Validation performed at: 4/2/2024 11:08:28 PM UTC
Report
Summary
| 24-Hour Hit Count | 7-Day Hit Count | 1-Month Count |
|---|---|---|
| 9 | 60 | 298 |
Tagging subscribers to this area: @dotnet/area-system-io See info in area-owners.md if you want to be subscribed.
@dotnet/area-system-io there are a lot of hits on this and relatively recent. It seems to me to be happening across many configurations. I think it's worth having a look.
The System.IO.Net5Compat.Tests and the System.IO.Tests test processes are intermittengly getting killed on Linux shortly after starting, and the exit code is 137.
137 means out of memory. We have not made any changes to 6.0 in System.IO, so I expect that either there was some infra change (like less memory available) or a bug was introduced in the product itself. The bug would be specific to Linux.
@carlossanlop is it possible to perform some kind of binary search based on the merged PRs and when it started to fail?
@adamsitnik @Jozkee This is one of the most impactful failures in servicing. It only affects System.IO.Tests and System.IO.Net5Compat.Tests. Any chance you can take a look soon?
@carlossanlop sure, but could you please answer the question I've asked in https://github.com/dotnet/runtime/issues/100558#issuecomment-2051457144 ?
Sorry, I missed that question. Yes, you can use Kusto. David has used it many times in the past.
This is the super basic kusto query you can execute if looking via issue:
TestKnownIssues
| union KnownIssues
| where IssueId == ""
This database stores data from the last 4 months so hopefully there's still info from April.
This is the cluster where you would look for that info: https://dataexplorer.azure.com/clusters/dotnetperf.westus/databases/PerformanceData
Unfortunately it seems that failure data is not stored if it's not linked to an issue.
Thanks @AlitzelMendez for the above info.
This test is failing a lot with 33 hits over the past 24 hours. We need to bring this back into 9.0.0, get it resolved, and plan to backport whatever change we make to the release/9.0 branch to clean up the failures there.
I suspect it is this test
https://github.com/dotnet/runtime/blob/2694613ae7463000797c8229d004fc8172e19147/src/libraries/System.Runtime/tests/System.IO.Tests/MemoryStream/MemoryStreamTests.cs#L103-L107
It is already disabled and noted to be problematic in certain environments.

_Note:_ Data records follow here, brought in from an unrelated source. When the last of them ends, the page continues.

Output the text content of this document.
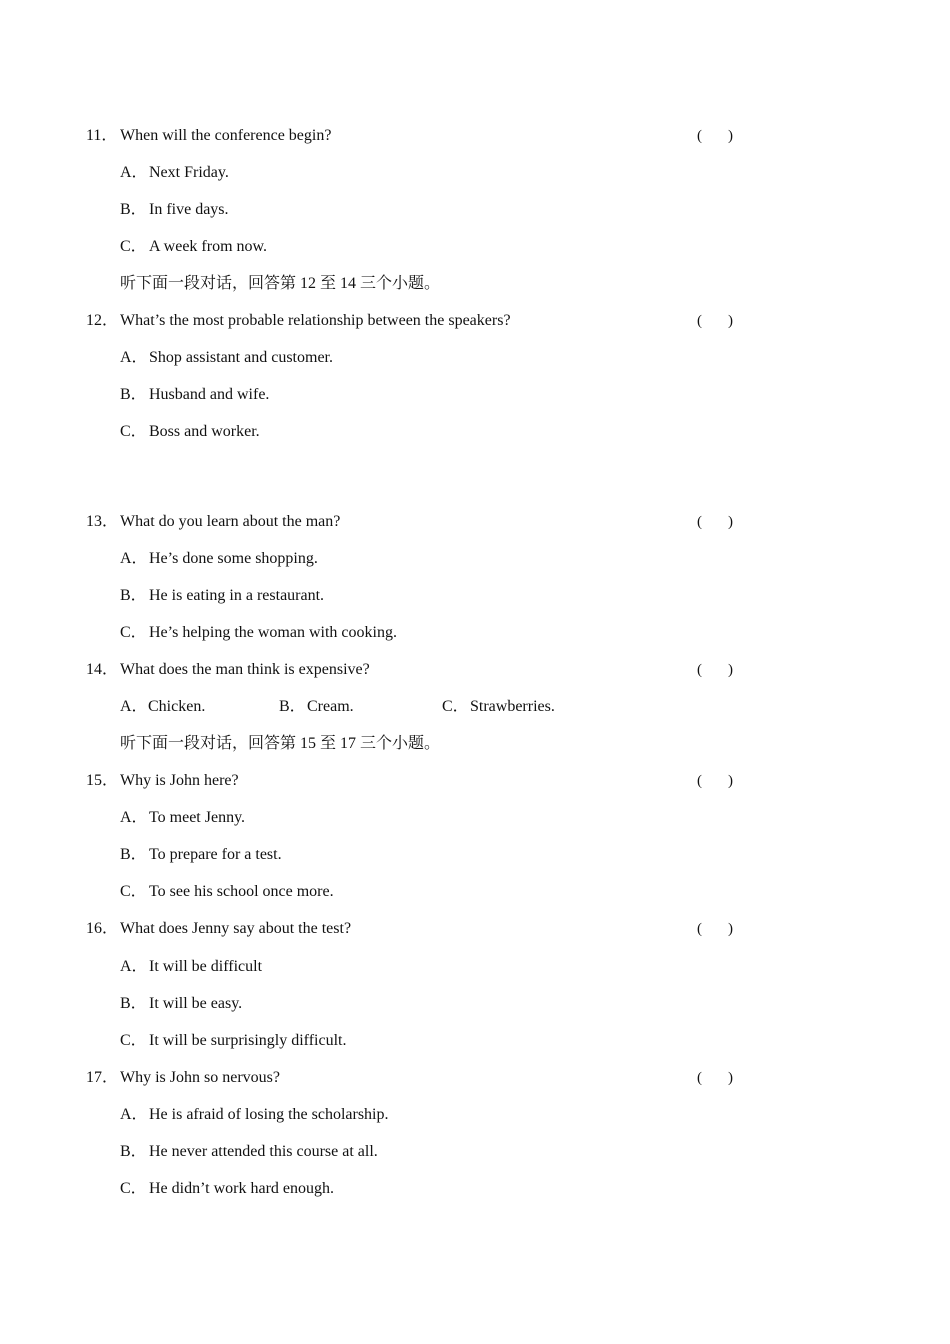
11． When will the conference begin?	( )
A．Next Friday.
B． In five days.
C． A week from now.
听下面一段对话，回答第 12 至 14 三个小题。
12． What’s the most probable relationship between the speakers?	( )
A．Shop assistant and customer.
B． Husband and wife.
C． Boss and worker.
13． What do you learn about the man?	( )
A．He’s done some shopping.
B． He is eating in a restaurant.
C． He’s helping the woman with cooking.
14． What does the man think is expensive?	( )
A．Chicken.	B．Cream.	C．Strawberries.
听下面一段对话，回答第 15 至 17 三个小题。
15． Why is John here?	( )
A．To meet Jenny.
B． To prepare for a test.
C． To see his school once more.
16． What does Jenny say about the test?	( )
A．It will be difficult
B． It will be easy.
C． It will be surprisingly difficult.
17． Why is John so nervous?	( )
A．He is afraid of losing the scholarship.
B． He never attended this course at all.
C． He didn’t work hard enough.
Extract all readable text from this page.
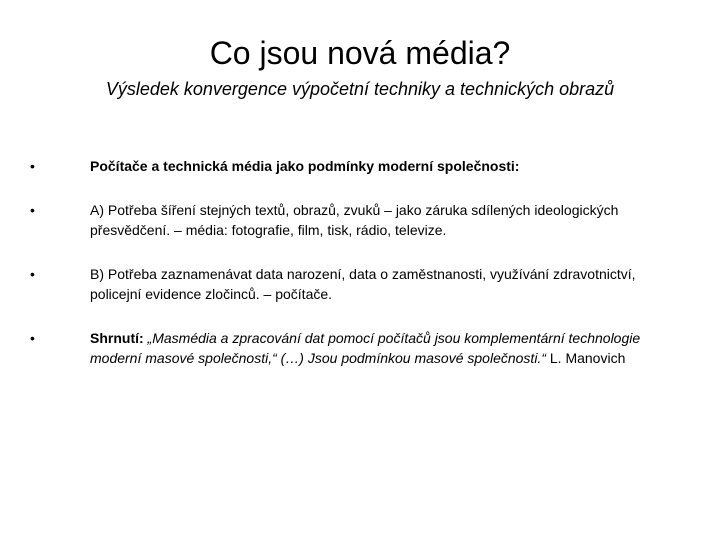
Co jsou nová média?
Výsledek konvergence výpočetní techniky a technických obrazů
•	Počítače a technická média jako podmínky moderní společnosti:
•	A) Potřeba šíření stejných textů, obrazů, zvuků – jako záruka sdílených ideologických přesvědčení. – média: fotografie, film, tisk, rádio, televize.
•	B) Potřeba zaznamenávat data narození, data o zaměstnanosti, využívání zdravotnictví, policejní evidence zločinců. – počítače.
•	Shrnutí: „Masmédia a zpracování dat pomocí počítačů jsou komplementární technologie moderní masové společnosti,“ (…) Jsou podmínkou masové společnosti.“ L. Manovich
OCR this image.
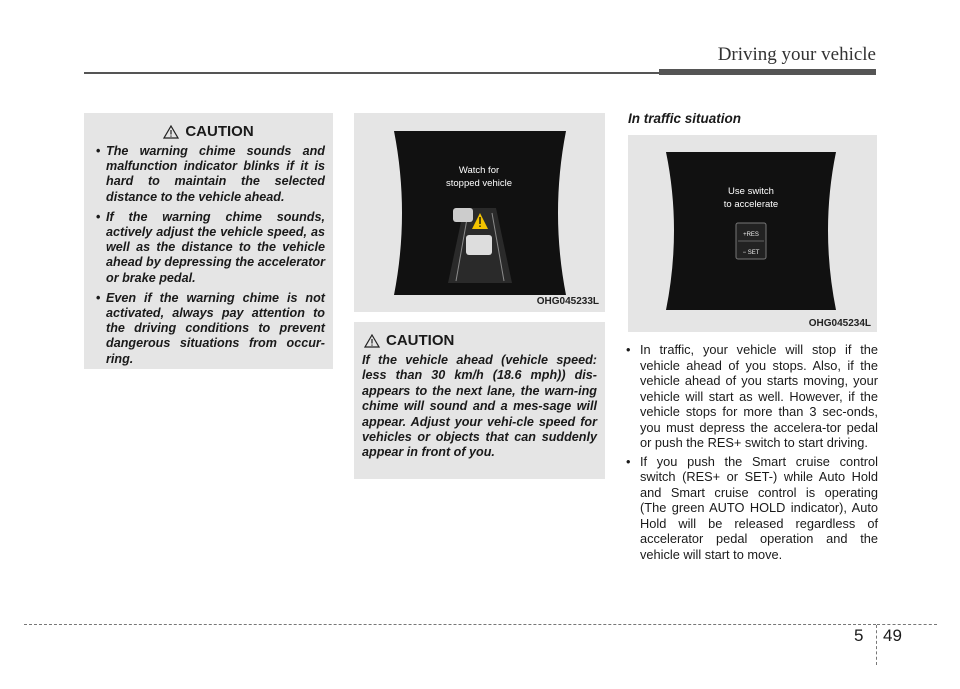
Driving your vehicle
CAUTION
• The warning chime sounds and malfunction indicator blinks if it is hard to maintain the selected distance to the vehicle ahead.
• If the warning chime sounds, actively adjust the vehicle speed, as well as the distance to the vehicle ahead by depressing the accelerator or brake pedal.
• Even if the warning chime is not activated, always pay attention to the driving conditions to prevent dangerous situations from occur-ring.
Watch for
stopped vehicle
OHG045233L
CAUTION

If the vehicle ahead (vehicle speed: less than 30 km/h (18.6 mph)) dis-appears to the next lane, the warn-ing chime will sound and a mes-sage will appear. Adjust your vehi-cle speed for vehicles or objects that can suddenly appear in front of you.

In traffic situation
Use switch
to accelerate
+RES
− SET
OHG045234L
• In traffic, your vehicle will stop if the vehicle ahead of you stops. Also, if the vehicle ahead of you starts moving, your vehicle will start as well. However, if the vehicle stops for more than 3 sec-onds, you must depress the accelera-tor pedal or push the RES+ switch to start driving.
• If you push the Smart cruise control switch (RES+ or SET-) while Auto Hold and Smart cruise control is operating (The green AUTO HOLD indicator), Auto Hold will be released regardless of accelerator pedal operation and the vehicle will start to move.
5 49
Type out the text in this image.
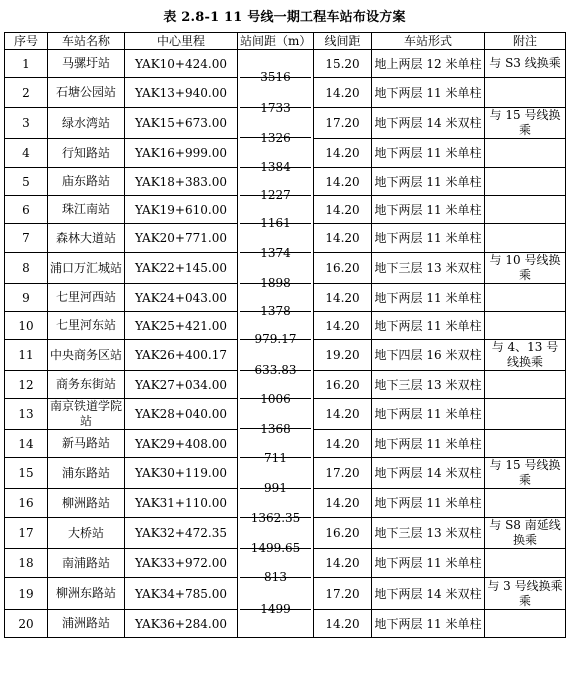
表 2.8-1 11 号线一期工程车站布设方案
序号	车站名称	中心里程	站间距（m）	线间距	车站形式	附注
1	马骡圩站	YAK10+424.00		15.20	地上两层 12 米单柱	与 S3 线换乘
2	石塘公园站	YAK13+940.00	3516	14.20	地下两层 11 米单柱	
3	绿水湾站	YAK15+673.00	1733	17.20	地下两层 14 米双柱	与 15 号线换乘
4	行知路站	YAK16+999.00	1326	14.20	地下两层 11 米单柱	
5	庙东路站	YAK18+383.00	1384	14.20	地下两层 11 米单柱	
6	珠江南站	YAK19+610.00	1227	14.20	地下两层 11 米单柱	
7	森林大道站	YAK20+771.00	1161	14.20	地下两层 11 米单柱	
8	浦口万汇城站	YAK22+145.00	1374	16.20	地下三层 13 米双柱	与 10 号线换乘
9	七里河西站	YAK24+043.00	1898	14.20	地下两层 11 米单柱	
10	七里河东站	YAK25+421.00	1378	14.20	地下两层 11 米单柱	
11	中央商务区站	YAK26+400.17	979.17	19.20	地下四层 16 米双柱	与 4、13 号线换乘
12	商务东街站	YAK27+034.00	633.83	16.20	地下三层 13 米双柱	
13	南京铁道学院站	YAK28+040.00	1006	14.20	地下两层 11 米单柱	
14	新马路站	YAK29+408.00	1368	14.20	地下两层 11 米单柱	
15	浦东路站	YAK30+119.00	711	17.20	地下两层 14 米双柱	与 15 号线换乘
16	柳洲路站	YAK31+110.00	991	14.20	地下两层 11 米单柱	
17	大桥站	YAK32+472.35	1362.35	16.20	地下三层 13 米双柱	与 S8 南延线换乘
18	南浦路站	YAK33+972.00	1499.65	14.20	地下两层 11 米单柱	
19	柳洲东路站	YAK34+785.00	813	17.20	地下两层 14 米双柱	与 3 号线换乘乘
20	浦洲路站	YAK36+284.00	1499	14.20	地下两层 11 米单柱	
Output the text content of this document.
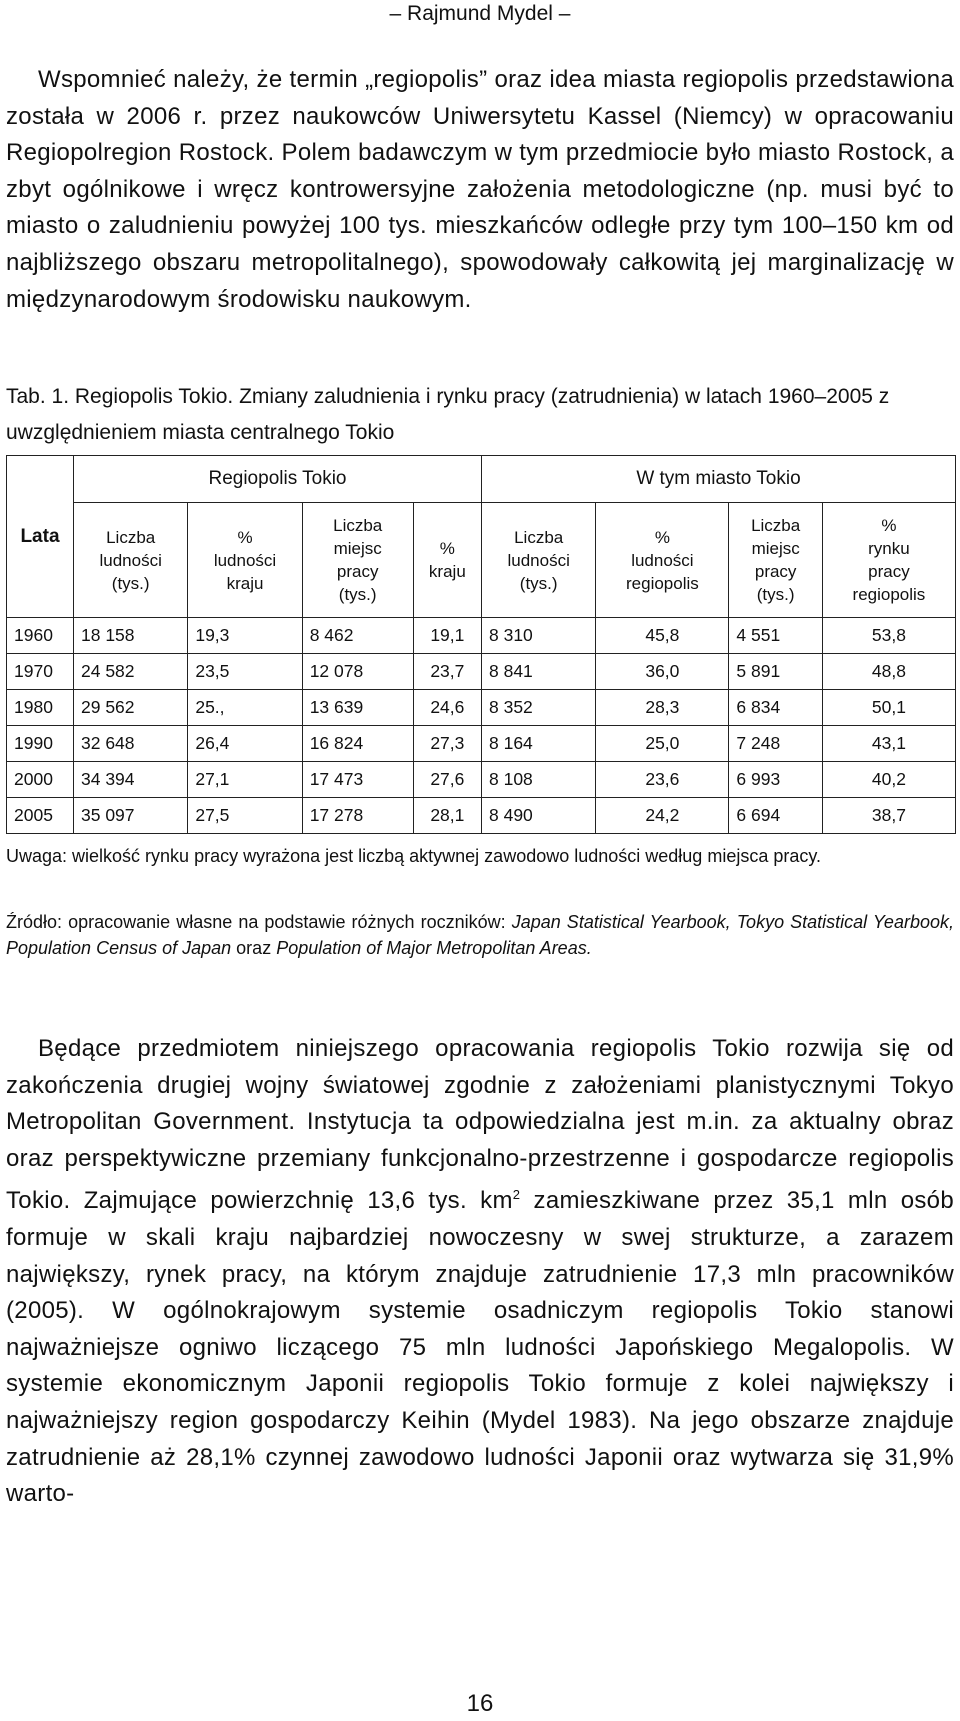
– Rajmund Mydel –

Wspomnieć należy, że termin „regiopolis” oraz idea miasta regiopolis przedstawiona została w 2006 r. przez naukowców Uniwersytetu Kassel (Niemcy) w opracowaniu Regiopolregion Rostock. Polem badawczym w tym przedmiocie było miasto Rostock, a zbyt ogólnikowe i wręcz kontrowersyjne założenia metodologiczne (np. musi być to miasto o zaludnieniu powyżej 100 tys. mieszkańców odległe przy tym 100–150 km od najbliższego obszaru metropolitalnego), spowodowały całkowitą jej marginalizację w międzynarodowym środowisku naukowym.

Tab. 1. Regiopolis Tokio. Zmiany zaludnienia i rynku pracy (zatrudnienia) w latach 1960–2005 z uwzględnieniem miasta centralnego Tokio

Lata	Regiopolis Tokio				W tym miasto Tokio			
	Liczba
ludności
(tys.)	%
ludności
kraju	Liczba
miejsc
pracy
(tys.)	%
kraju	Liczba
ludności
(tys.)	%
ludności
regiopolis	Liczba
miejsc
pracy
(tys.)	%
rynku
pracy
regiopolis
1960	18 158	19,3	8 462	19,1	8 310	45,8	4 551	53,8
1970	24 582	23,5	12 078	23,7	8 841	36,0	5 891	48,8
1980	29 562	25.,	13 639	24,6	8 352	28,3	6 834	50,1
1990	32 648	26,4	16 824	27,3	8 164	25,0	7 248	43,1
2000	34 394	27,1	17 473	27,6	8 108	23,6	6 993	40,2
2005	35 097	27,5	17 278	28,1	8 490	24,2	6 694	38,7

Uwaga: wielkość rynku pracy wyrażona jest liczbą aktywnej zawodowo ludności według miejsca pracy.

Źródło: opracowanie własne na podstawie różnych roczników: Japan Statistical Yearbook, Tokyo Statistical Yearbook, Population Census of Japan oraz Population of Major Metropolitan Areas.

Będące przedmiotem niniejszego opracowania regiopolis Tokio rozwija się od zakończenia drugiej wojny światowej zgodnie z założeniami planistycznymi Tokyo Metropolitan Government. Instytucja ta odpowiedzialna jest m.in. za aktualny obraz oraz perspektywiczne przemiany funkcjonalno-przestrzenne i gospodarcze regiopolis Tokio. Zajmujące powierzchnię 13,6 tys. $km^2$ zamieszkiwane przez 35,1 mln osób formuje w skali kraju najbardziej nowoczesny w swej strukturze, a zarazem największy, rynek pracy, na którym znajduje zatrudnienie 17,3 mln pracowników (2005). W ogólnokrajowym systemie osadniczym regiopolis Tokio stanowi najważniejsze ogniwo liczącego 75 mln ludności Japońskiego Megalopolis. W systemie ekonomicznym Japonii regiopolis Tokio formuje z kolei największy i najważniejszy region gospodarczy Keihin (Mydel 1983). Na jego obszarze znajduje zatrudnienie aż 28,1% czynnej zawodowo ludności Japonii oraz wytwarza się 31,9% warto-

16
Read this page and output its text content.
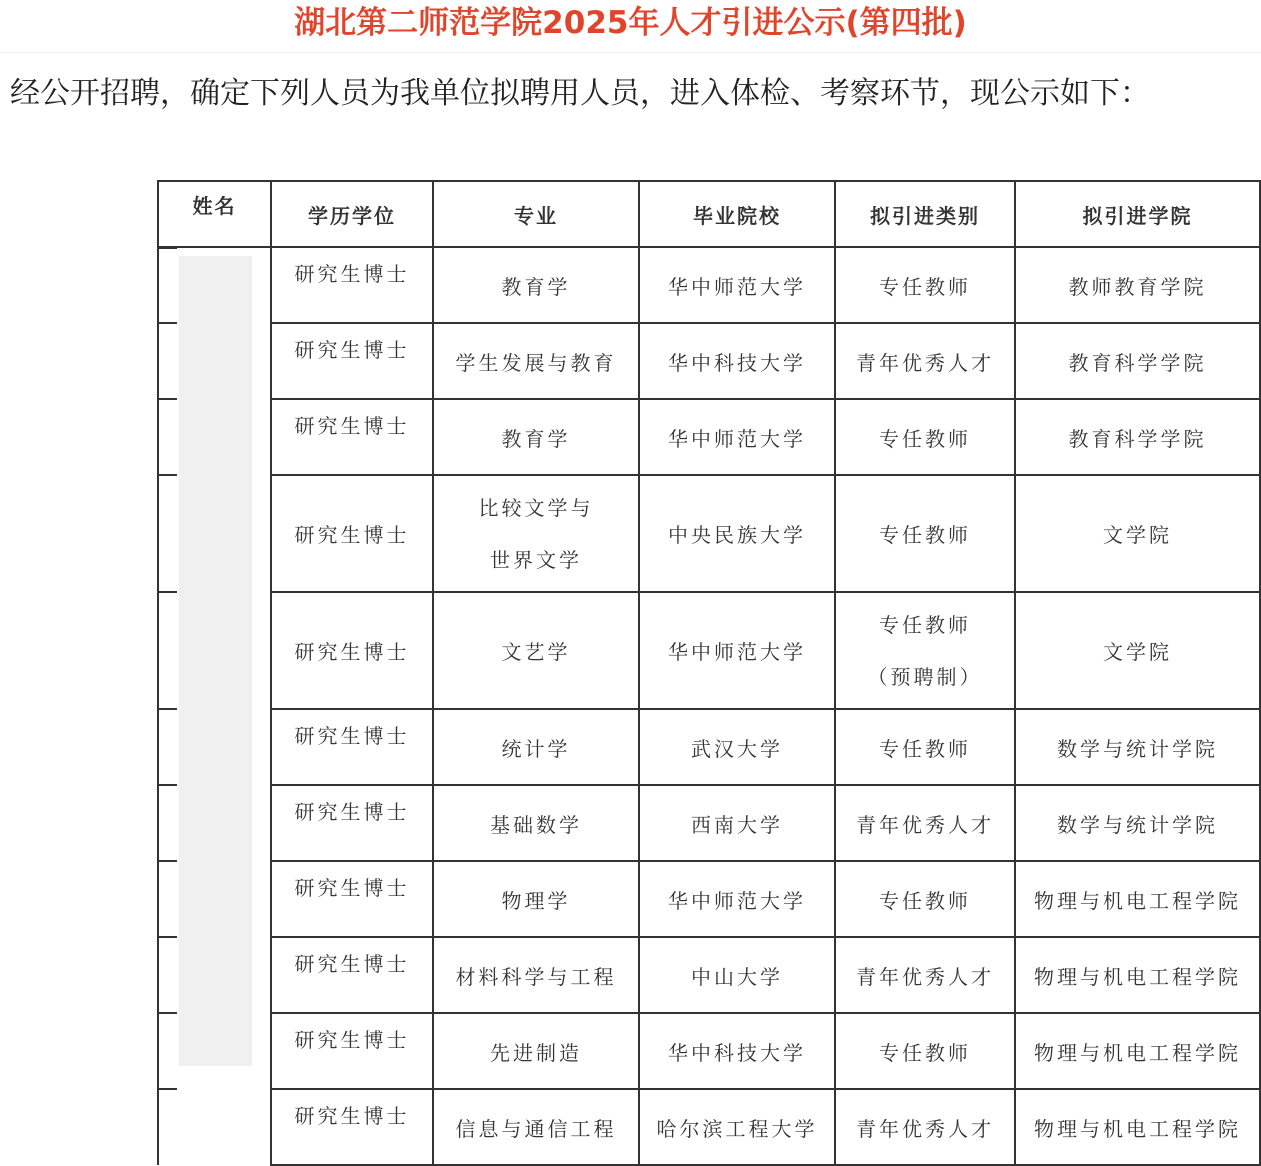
湖北第二师范学院2025年人才引进公示(第四批)
经公开招聘，确定下列人员为我单位拟聘用人员，进入体检、考察环节，现公示如下：
姓名	学历学位	专业	毕业院校	拟引进类别	拟引进学院

	研究生博士	教育学	华中师范大学	专任教师	教师教育学院

	研究生博士	学生发展与教育	华中科技大学	青年优秀人才	教育科学学院

	研究生博士	教育学	华中师范大学	专任教师	教育科学学院

	研究生博士	比较文学与
世界文学	中央民族大学	专任教师	文学院

	研究生博士	文艺学	华中师范大学	专任教师
（预聘制）	文学院

	研究生博士	统计学	武汉大学	专任教师	数学与统计学院

	研究生博士	基础数学	西南大学	青年优秀人才	数学与统计学院

	研究生博士	物理学	华中师范大学	专任教师	物理与机电工程学院

	研究生博士	材料科学与工程	中山大学	青年优秀人才	物理与机电工程学院

	研究生博士	先进制造	华中科技大学	专任教师	物理与机电工程学院

	研究生博士	信息与通信工程	哈尔滨工程大学	青年优秀人才	物理与机电工程学院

I don't know how much memory the ADO containers have, but this test does a couple of 2GB allocations.
I suspect you are just hitting the CoreCLR version of this Mono failure. https://github.com/dotnet/runtime/issues/100225
That is the only test in System.IO.Tests that does any significant memory allocation that I was able to observe.
this test does a couple of 2GB allocations.
It's most likely one of the tests that causes the OOM 👍
But I am not sure that it's the only one:
- https://github.com/dotnet/runtime/pull/88572 which added it was merged for .NET 9, while other branches including 6.0 fail too
- this should manifest as a managed OOM that does not take the testing app down?
this should manifest as a managed OOM that does not take the testing app down?
This test failure looks like the Linux OOM killer. The .NET process was able to allocate memory, but Linux shortly later ran out of memory. When that happens, Linux runs the OOM killer to start taking processes.
See https://www.kernel.org/doc/gorman/html/understand/understand016.html for more information.
The OOM killer decided that the .NET process was the right one to take down.
@vcsjones thanks, I was not aware of that! (BTW it sucks as in a way it hides quite important information like stacktrace of the method that caused OOM)
I think that test was contributing to the problem. The issue is still occurring in the release/9.0 branch which is why the 24-hour cell is not zero.